Holy Represents God’s Character
Jesus is describing the Father’s name as holy. What does that mean? A person’s name in the Bible represents who that person is, their character. So what Jesus is saying here is that the Father is holy through and through. That is who He is.
Not only is the Father set apart by being in heaven, His personality and His entire being is holy. Reputation is what others say about us, but character is who we are. God’s character is holy, that is who He is. Sometimes we have a good name with some people and a bad name with others at the same time. The Father, on the other hand, always has a good name for His name is always holy.
God is Not Just a Buddy!
We tend to live in a Christian culture where the attribute that is most often given to God is that He is a God of love. Rarely do we hear about the fact that our God is holy. We can relate to love. We feel comfortable with love. This can lead to us thinking of God as just a friend or a buddy, but God is far more than that. Holiness is something that we tend to be uncomfortable with, and yet it is because God is holy that He stands apart and is worthy of our worship and our reverence. It is because He is holy that we should fear God, and fearing God always leads to obedience.

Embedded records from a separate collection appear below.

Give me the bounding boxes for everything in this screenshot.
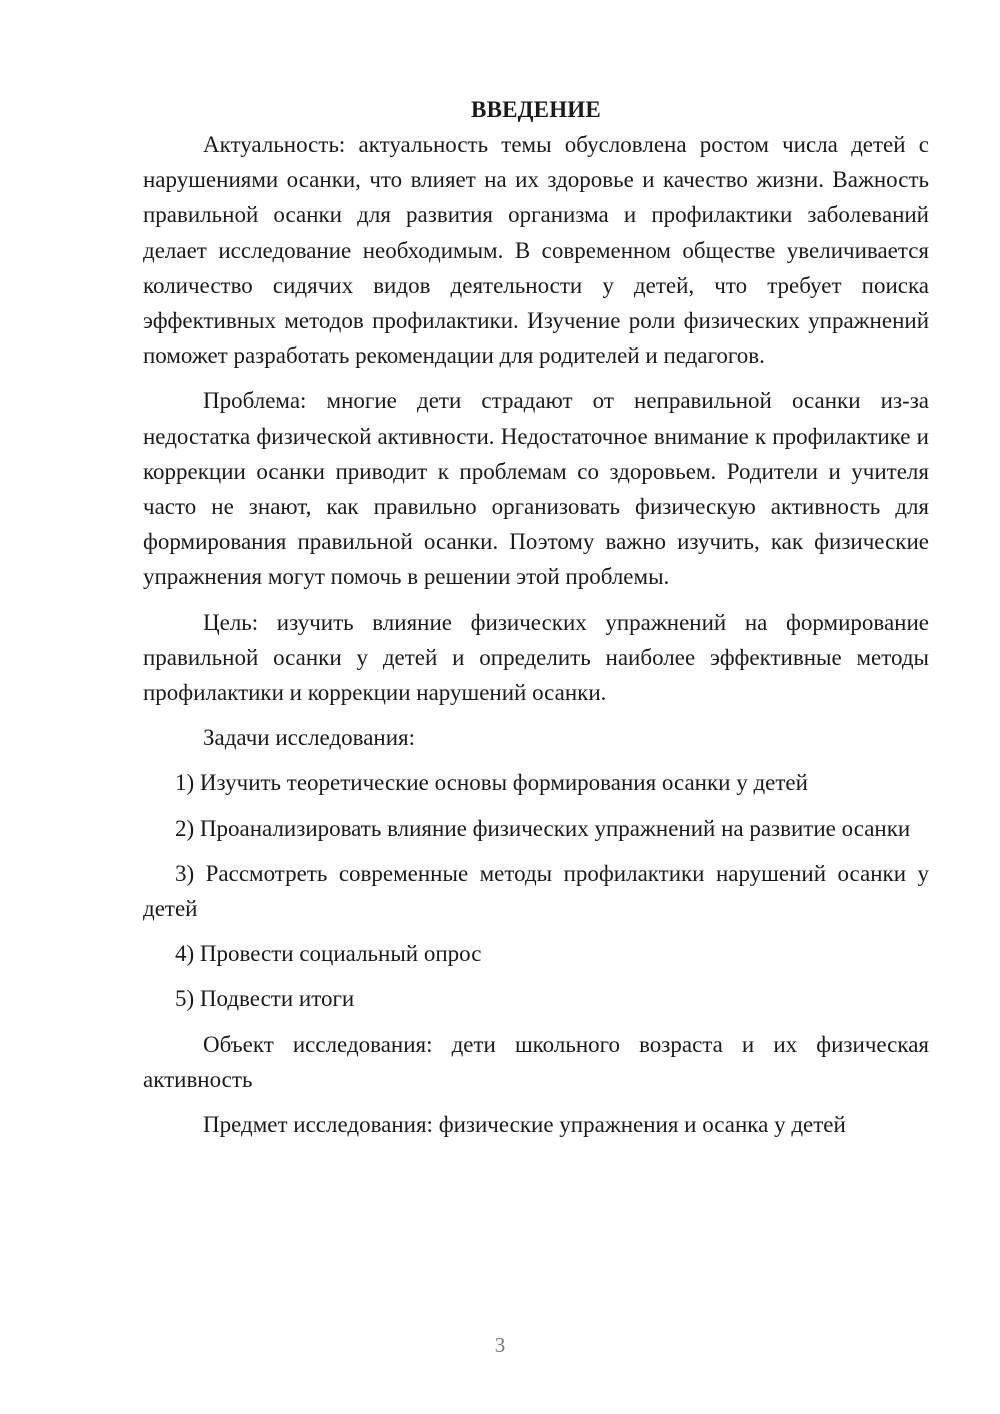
problem-paragraph: Проблема: многие дети страдают от неправильной осанки из-за недостатка физической активности. Недостаточное внимание к профилактике и коррекции осанки приводит к проблемам со здоровьем. Родители и учителя часто не знают, как правильно организовать физическую активность для формирования правильной осанки. Поэтому важно изучить, как физические упражнения могут помочь в решении этой проблемы. <box>143 388 929 590</box>
document-page <box>143 92 929 1142</box>
goal-paragraph: Цель: изучить влияние физических упражнений на формирование правильной осанки у детей и определить наиболее эффективные методы профилактики и коррекции нарушений осанки. <box>143 609 929 706</box>
subject-paragraph: Предмет исследования: физические упражнения и осанка у детей <box>203 1112 846 1138</box>
page-number: 3 <box>494 1333 506 1357</box>
relevance-paragraph: Актуальность: актуальность темы обусловлена ростом числа детей с нарушениями осанки, что влияет на их здоровье и качество жизни. Важность правильной осанки для развития организма и профилактики заболеваний делает исследование необходимым. В современном обществе увеличивается количество сидячих видов деятельности у детей, что требует поиска эффективных методов профилактики. Изучение роли физических упражнений поможет разработать рекомендации для родителей и педагогов. <box>143 132 929 369</box>
task-item-4: 4) Провести социальный опрос <box>175 941 482 967</box>
task-item-5: 5) Подвести итоги <box>175 986 355 1012</box>
tasks-title: Задачи исследования: <box>203 725 416 751</box>
task-item-2: 2) Проанализировать влияние физических упражнений на развитие осанки <box>175 815 911 841</box>
task-item-3: 3) Рассмотреть современные методы профилактики нарушений осанки у детей <box>143 860 929 922</box>
section-heading: ВВЕДЕНИЕ <box>471 97 601 122</box>
object-paragraph: Объект исследования: дети школьного возраста и их физическая активность <box>143 1031 929 1092</box>
task-item-1: 1) Изучить теоретические основы формирования осанки у детей <box>175 770 808 796</box>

Did you know that there is only one attribute of God that is repeated three times in a row in both the Old Testament and in the New Testament? It is known that if something is repeated twice in a row in Scripture that the author is trying to make a point that he doesn’t want you to forget, but when something is repeated three times you know that it is something you should never forget. So what attribute is repeated not twice, but three times in two different places in the Bible? The three words are “Holy, Holy, Holy!” (Rev. 4:8, Isaiah 6:3).
Because He is Holy, We Can Trust Him
Why, of all the different ways to describe God the Father, would Jesus address His Father as holy? I think it is because Jesus knew something about holiness that we have either never known or have forgotten about over time. You see, it is because God is holy that we can trust God. God is not just love; He is holy. Therefore, His love is a holy love. That’s what makes His love so different than human love. Man’s love is imperfect, but God’s love is not—because He is holy.
Not Just a Prayer to Memorize
Jesus did not give these words to the disciples as just another prayer to memorize. Earlier in Matthew 6:5-8 Jesus railed against simply repeating religious sounding words to impress both man and God. It is rather ironic that many people have learned the Lord’s Prayer by memory. It is common to say this prayer in many churches; and what often happens is as they corporately say the words they once again fall into saying words that have no meaning.
I think that is what happens when we forget that the words Jesus uses here are to instruct us how to pray, not necessarily what to pray. Prayer is God the Father and us, His children, communicating. It is not about getting what we want, but about getting God.
May You, Jesus, Be Holy in Me!
Lord Jesus, hallowed (holy) be your name. In other words, may you be holy in both my personal and public life this day. I want to be more aware of what you say about me and think about me than what my friends think or say. May you be holy in me so that I am more concerned about my character than about my reputation. Amen.
Ron Thiessen is “married to my best friend Rita,” and they are blessed with three adult kids: Kendra, Jayden, and Myron. He is the pastor of Community Bible Fellowship in Swan River, Man.